I barely shake my head.
‘But why not?’ Amie asks.
‘Do you want that life?’ Mom asks her quietly.
‘Why are you so against the Spinsters? I don’t get why we’re celebrating.’ Amie’s eyes stay focused on the cake. She’s never been so blunt before.
‘We’re not against the Spinsterhood,’ Mom responds in a rush.
‘Or the Guild,’ Dad adds.
‘Or the Guild,’ Mom echoes with a nod. ‘But if you pass testing, you can never return here.’
Here – the cramped two-bedroom house in the girls’ neighbourhood, where I’ve been safe from the influence of boys my age. My home, with books stashed in hollowed cubbies behind panels in the walls, along with family heirlooms passed down for almost one hundred years from mother to daughter. I’ve always loved the radio in particular, even if it doesn’t work any more. Mom says that it used to play music and stories and proclaimed the news, like the Stream does now but without the visuals. I asked once why we kept it if it was useless, and she told me that remembering the past is never useless.

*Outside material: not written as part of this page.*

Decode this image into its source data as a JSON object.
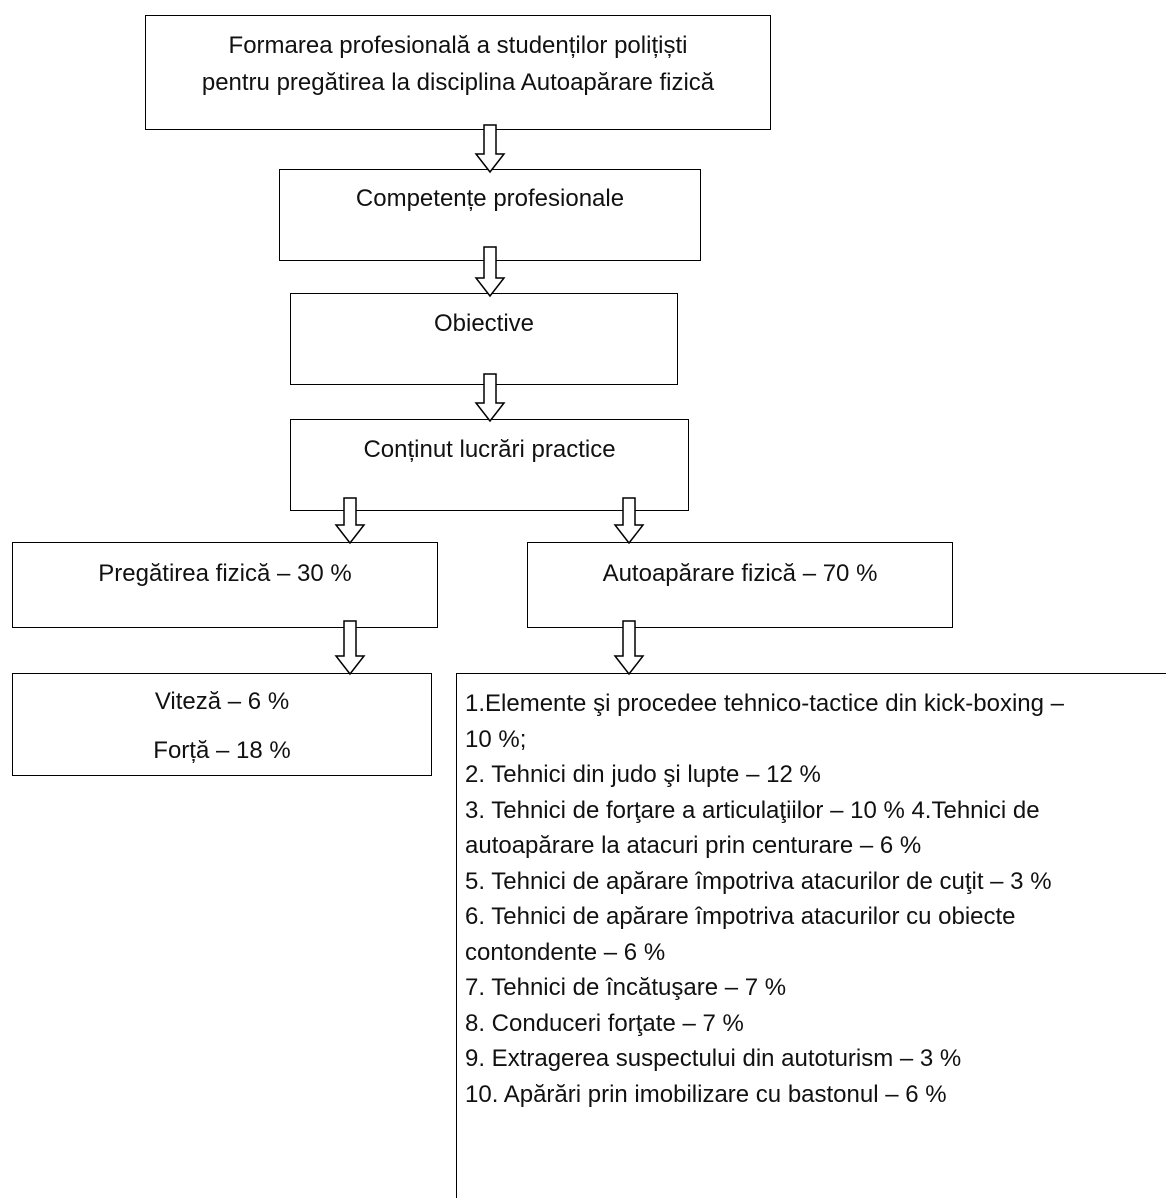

‘But a Spinster’s life is exciting,’ Amie argues. ‘They have parties and beautiful dresses. Spinsters have control.’
Her last word hangs in the air, and my parents exchange a worried glance. Control? No one granting permission to have children. No predetermined cosmetic routines. No chosen roles. That would be true control.
‘If you think they have control—’ Mom begins quietly, but my father coughs.

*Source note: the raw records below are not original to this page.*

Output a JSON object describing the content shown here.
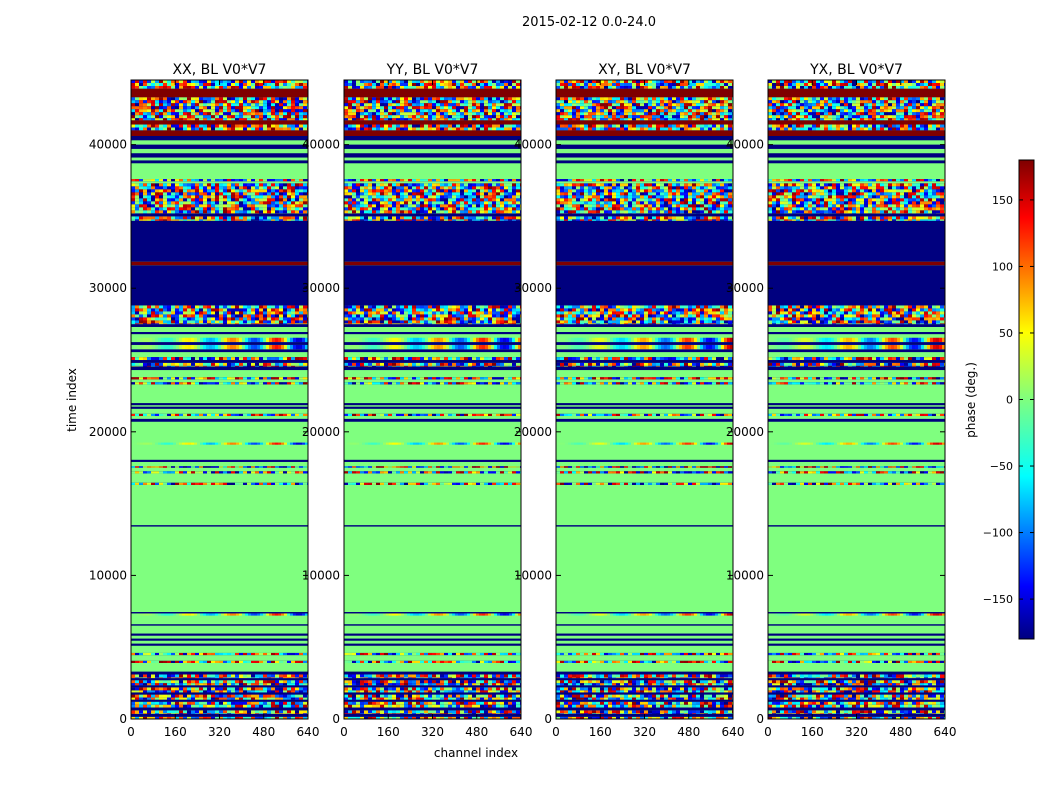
{
  "figure": {
    "suptitle": "2015-02-12 0.0-24.0",
    "ylabel": "time index",
    "xlabel": "channel index",
    "cbar_label": "phase (deg.)",
    "cbar_ticks": [
      150,
      100,
      50,
      0,
      -50,
      -100,
      -150
    ],
    "cbar_tick_labels": [
      "150",
      "100",
      "50",
      "0",
      "−50",
      "−100",
      "−150"
    ],
    "cbar_range": [
      -180,
      180
    ],
    "colormap": "jet",
    "colors": {
      "low": "#00007f",
      "zero": "#7fff7f",
      "high": "#7f0000",
      "frame": "#000000"
    }
  },
  "chart_data": [
    {
      "type": "heatmap",
      "title": "XX, BL V0*V7",
      "x_ticks": [
        0,
        160,
        320,
        480,
        640
      ],
      "y_ticks": [
        0,
        10000,
        20000,
        30000,
        40000
      ],
      "xlim": [
        0,
        640
      ],
      "ylim": [
        0,
        44500
      ],
      "zlim": [
        -180,
        180
      ],
      "summary": "phase vs channel and time"
    },
    {
      "type": "heatmap",
      "title": "YY, BL V0*V7",
      "x_ticks": [
        0,
        160,
        320,
        480,
        640
      ],
      "y_ticks": [
        0,
        10000,
        20000,
        30000,
        40000
      ],
      "xlim": [
        0,
        640
      ],
      "ylim": [
        0,
        44500
      ],
      "zlim": [
        -180,
        180
      ],
      "summary": "phase vs channel and time"
    },
    {
      "type": "heatmap",
      "title": "XY, BL V0*V7",
      "x_ticks": [
        0,
        160,
        320,
        480,
        640
      ],
      "y_ticks": [
        0,
        10000,
        20000,
        30000,
        40000
      ],
      "xlim": [
        0,
        640
      ],
      "ylim": [
        0,
        44500
      ],
      "zlim": [
        -180,
        180
      ],
      "summary": "phase vs channel and time"
    },
    {
      "type": "heatmap",
      "title": "YX, BL V0*V7",
      "x_ticks": [
        0,
        160,
        320,
        480,
        640
      ],
      "y_ticks": [
        0,
        10000,
        20000,
        30000,
        40000
      ],
      "xlim": [
        0,
        640
      ],
      "ylim": [
        0,
        44500
      ],
      "zlim": [
        -180,
        180
      ],
      "summary": "phase vs channel and time"
    }
  ],
  "bands": [
    {
      "y0": 0,
      "y1": 150,
      "kind": "noise"
    },
    {
      "y0": 150,
      "y1": 350,
      "kind": "low"
    },
    {
      "y0": 350,
      "y1": 600,
      "kind": "noise"
    },
    {
      "y0": 600,
      "y1": 800,
      "kind": "low"
    },
    {
      "y0": 800,
      "y1": 1200,
      "kind": "noise"
    },
    {
      "y0": 1200,
      "y1": 1350,
      "kind": "low"
    },
    {
      "y0": 1350,
      "y1": 1700,
      "kind": "noise"
    },
    {
      "y0": 1700,
      "y1": 1850,
      "kind": "low"
    },
    {
      "y0": 1850,
      "y1": 2200,
      "kind": "noise"
    },
    {
      "y0": 2200,
      "y1": 2350,
      "kind": "low"
    },
    {
      "y0": 2350,
      "y1": 2700,
      "kind": "noise"
    },
    {
      "y0": 2700,
      "y1": 2850,
      "kind": "low"
    },
    {
      "y0": 2850,
      "y1": 3100,
      "kind": "noise"
    },
    {
      "y0": 3100,
      "y1": 3300,
      "kind": "low"
    },
    {
      "y0": 3300,
      "y1": 3900,
      "kind": "zero"
    },
    {
      "y0": 3900,
      "y1": 4050,
      "kind": "noise"
    },
    {
      "y0": 4050,
      "y1": 4450,
      "kind": "zero"
    },
    {
      "y0": 4450,
      "y1": 4600,
      "kind": "noise"
    },
    {
      "y0": 4600,
      "y1": 5100,
      "kind": "zero"
    },
    {
      "y0": 5100,
      "y1": 5250,
      "kind": "low"
    },
    {
      "y0": 5250,
      "y1": 5450,
      "kind": "zero"
    },
    {
      "y0": 5450,
      "y1": 5600,
      "kind": "low"
    },
    {
      "y0": 5600,
      "y1": 5800,
      "kind": "zero"
    },
    {
      "y0": 5800,
      "y1": 5950,
      "kind": "low"
    },
    {
      "y0": 5950,
      "y1": 6500,
      "kind": "zero"
    },
    {
      "y0": 6500,
      "y1": 6600,
      "kind": "low"
    },
    {
      "y0": 6600,
      "y1": 7200,
      "kind": "zero"
    },
    {
      "y0": 7200,
      "y1": 7350,
      "kind": "wave"
    },
    {
      "y0": 7350,
      "y1": 7450,
      "kind": "low"
    },
    {
      "y0": 7450,
      "y1": 13400,
      "kind": "zero"
    },
    {
      "y0": 13400,
      "y1": 13500,
      "kind": "low"
    },
    {
      "y0": 13500,
      "y1": 16300,
      "kind": "zero"
    },
    {
      "y0": 16300,
      "y1": 16450,
      "kind": "noise"
    },
    {
      "y0": 16450,
      "y1": 17100,
      "kind": "zero"
    },
    {
      "y0": 17100,
      "y1": 17250,
      "kind": "noise"
    },
    {
      "y0": 17250,
      "y1": 17500,
      "kind": "zero"
    },
    {
      "y0": 17500,
      "y1": 17600,
      "kind": "noise"
    },
    {
      "y0": 17600,
      "y1": 17900,
      "kind": "zero"
    },
    {
      "y0": 17900,
      "y1": 18050,
      "kind": "low"
    },
    {
      "y0": 18050,
      "y1": 19100,
      "kind": "zero"
    },
    {
      "y0": 19100,
      "y1": 19250,
      "kind": "wave"
    },
    {
      "y0": 19250,
      "y1": 20700,
      "kind": "zero"
    },
    {
      "y0": 20700,
      "y1": 20900,
      "kind": "low"
    },
    {
      "y0": 20900,
      "y1": 21100,
      "kind": "zero"
    },
    {
      "y0": 21100,
      "y1": 21250,
      "kind": "noise"
    },
    {
      "y0": 21250,
      "y1": 21600,
      "kind": "zero"
    },
    {
      "y0": 21600,
      "y1": 21750,
      "kind": "low"
    },
    {
      "y0": 21750,
      "y1": 21850,
      "kind": "zero"
    },
    {
      "y0": 21850,
      "y1": 22000,
      "kind": "low"
    },
    {
      "y0": 22000,
      "y1": 23300,
      "kind": "zero"
    },
    {
      "y0": 23300,
      "y1": 23450,
      "kind": "noise"
    },
    {
      "y0": 23450,
      "y1": 23650,
      "kind": "zero"
    },
    {
      "y0": 23650,
      "y1": 23800,
      "kind": "noise"
    },
    {
      "y0": 23800,
      "y1": 24300,
      "kind": "zero"
    },
    {
      "y0": 24300,
      "y1": 24550,
      "kind": "low"
    },
    {
      "y0": 24550,
      "y1": 24800,
      "kind": "noise"
    },
    {
      "y0": 24800,
      "y1": 25000,
      "kind": "low"
    },
    {
      "y0": 25000,
      "y1": 25200,
      "kind": "noise"
    },
    {
      "y0": 25200,
      "y1": 25550,
      "kind": "zero"
    },
    {
      "y0": 25550,
      "y1": 25750,
      "kind": "low"
    },
    {
      "y0": 25750,
      "y1": 26050,
      "kind": "wave"
    },
    {
      "y0": 26050,
      "y1": 26250,
      "kind": "low"
    },
    {
      "y0": 26250,
      "y1": 26550,
      "kind": "wave"
    },
    {
      "y0": 26550,
      "y1": 26800,
      "kind": "zero"
    },
    {
      "y0": 26800,
      "y1": 26950,
      "kind": "low"
    },
    {
      "y0": 26950,
      "y1": 27300,
      "kind": "zero"
    },
    {
      "y0": 27300,
      "y1": 27500,
      "kind": "low"
    },
    {
      "y0": 27500,
      "y1": 28800,
      "kind": "noise"
    },
    {
      "y0": 28800,
      "y1": 31600,
      "kind": "low"
    },
    {
      "y0": 31600,
      "y1": 31850,
      "kind": "high"
    },
    {
      "y0": 31850,
      "y1": 34700,
      "kind": "low"
    },
    {
      "y0": 34700,
      "y1": 35000,
      "kind": "noise"
    },
    {
      "y0": 35000,
      "y1": 35200,
      "kind": "low"
    },
    {
      "y0": 35200,
      "y1": 37300,
      "kind": "noise"
    },
    {
      "y0": 37300,
      "y1": 37450,
      "kind": "zero"
    },
    {
      "y0": 37450,
      "y1": 37600,
      "kind": "noise"
    },
    {
      "y0": 37600,
      "y1": 38700,
      "kind": "zero"
    },
    {
      "y0": 38700,
      "y1": 38900,
      "kind": "low"
    },
    {
      "y0": 38900,
      "y1": 39100,
      "kind": "zero"
    },
    {
      "y0": 39100,
      "y1": 39400,
      "kind": "low"
    },
    {
      "y0": 39400,
      "y1": 39700,
      "kind": "zero"
    },
    {
      "y0": 39700,
      "y1": 40000,
      "kind": "low"
    },
    {
      "y0": 40000,
      "y1": 40300,
      "kind": "zero"
    },
    {
      "y0": 40300,
      "y1": 40600,
      "kind": "low"
    },
    {
      "y0": 40600,
      "y1": 41000,
      "kind": "high"
    },
    {
      "y0": 41000,
      "y1": 41400,
      "kind": "noise"
    },
    {
      "y0": 41400,
      "y1": 41700,
      "kind": "high"
    },
    {
      "y0": 41700,
      "y1": 43300,
      "kind": "noise"
    },
    {
      "y0": 43300,
      "y1": 43900,
      "kind": "high"
    },
    {
      "y0": 43900,
      "y1": 44500,
      "kind": "noise"
    }
  ]
}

‘They have cake,’ Amie says with a sigh, slumping against the table.
Dad takes one look at her pitiful face, throws his head back, and laughs. A moment later, my usually stoic mother joins in. Even I feel some giggles bubbling up my thro
at. Amie does her best to look sad, but her frown twitches until it turns into an impish grin.
‘Your cosmetic tokens should arrive next week, Adelice,’ my mom says, turning back to me. ‘I’ll show you how to apply everything.’

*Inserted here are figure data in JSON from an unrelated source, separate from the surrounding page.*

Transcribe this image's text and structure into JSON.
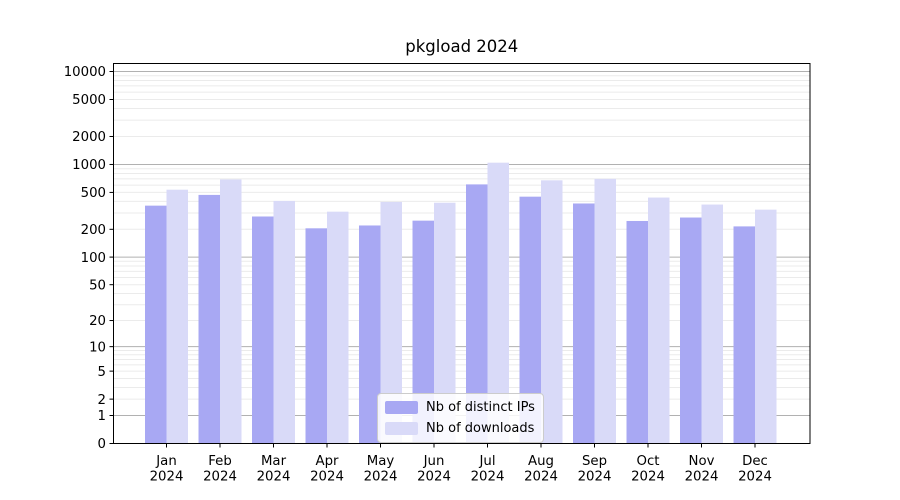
{
  "chart_data": {
    "type": "bar",
    "title": "pkgload 2024",
    "categories": [
      "Jan",
      "Feb",
      "Mar",
      "Apr",
      "May",
      "Jun",
      "Jul",
      "Aug",
      "Sep",
      "Oct",
      "Nov",
      "Dec"
    ],
    "category_year": "2024",
    "series": [
      {
        "name": "Nb of distinct IPs",
        "color": "#a8a8f3",
        "values": [
          360,
          470,
          275,
          205,
          220,
          248,
          610,
          450,
          380,
          246,
          268,
          215
        ]
      },
      {
        "name": "Nb of downloads",
        "color": "#d9daf8",
        "values": [
          535,
          690,
          405,
          310,
          395,
          387,
          1045,
          675,
          700,
          440,
          370,
          326
        ]
      }
    ],
    "yscale": "log1p",
    "ylim": [
      0,
      12000
    ],
    "yticks": [
      0,
      1,
      2,
      5,
      10,
      20,
      50,
      100,
      200,
      500,
      1000,
      2000,
      5000,
      10000
    ],
    "major_grid_values": [
      1,
      10,
      100,
      1000,
      10000
    ],
    "grid": "both",
    "legend_position": "lower center",
    "colors": {
      "major_grid": "#b1b1b1",
      "minor_grid": "#ebebeb",
      "axis": "#000000",
      "text": "#000000",
      "background": "#ffffff"
    }
  }
}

‘Arras knows, I’d better be able to apply cosmetics. Isn’t that a girl’s most important job?’ The jibe is out of my mouth before I consider what I’m saying. I have a habit of cracking a joke when I’m nervous. But judging from the look of warning on my mom’s face, I’m not being very funny.
‘And I’ll jump right on those courtship appointments,’ Dad says with a wink, breaking up the tension between Mom and me.
This actually makes me laugh, despite the numbing dread creeping through my limbs. My parents aren’t as eager to get me married and out of the house as most girls’ families are, even if I am required to be married by eighteen. But the joke can’t elevate my mood for long. Right now the thought of getting married, an inevitability that was always too surreal to consider, is out of the question. Spinsters don’t marry.
‘And I get to help you choose your cosmetic colours at the co-op, right?’ Amie reminds me. She’s been studying catalogues and style sets since she could read. Mom doesn’t take us to the metro co-op to shop often, because it’s not segregated, and when she has it’s been for home supplies, not something exciting like cosmetics.
‘I hear they’re increasing the number of teachers in the Corps on assignment day,’ Dad continues, serious again.
I’ve always wanted to be a teacher. Secretary, nurse, factory worker – none of the other designated female roles left any room for creativity. Even in a carefully controlled academy curriculum there is more room for expression in teaching than there is in typing notes for businessmen.
‘Oh, Ad, you’d be a great teacher,’ Amie bursts in. ‘Whatever you do, don’t get stuck in an office. We just finished our shorthand class, and it was so boring. Besides you have to food-gen coffee all day! Right, Mom?’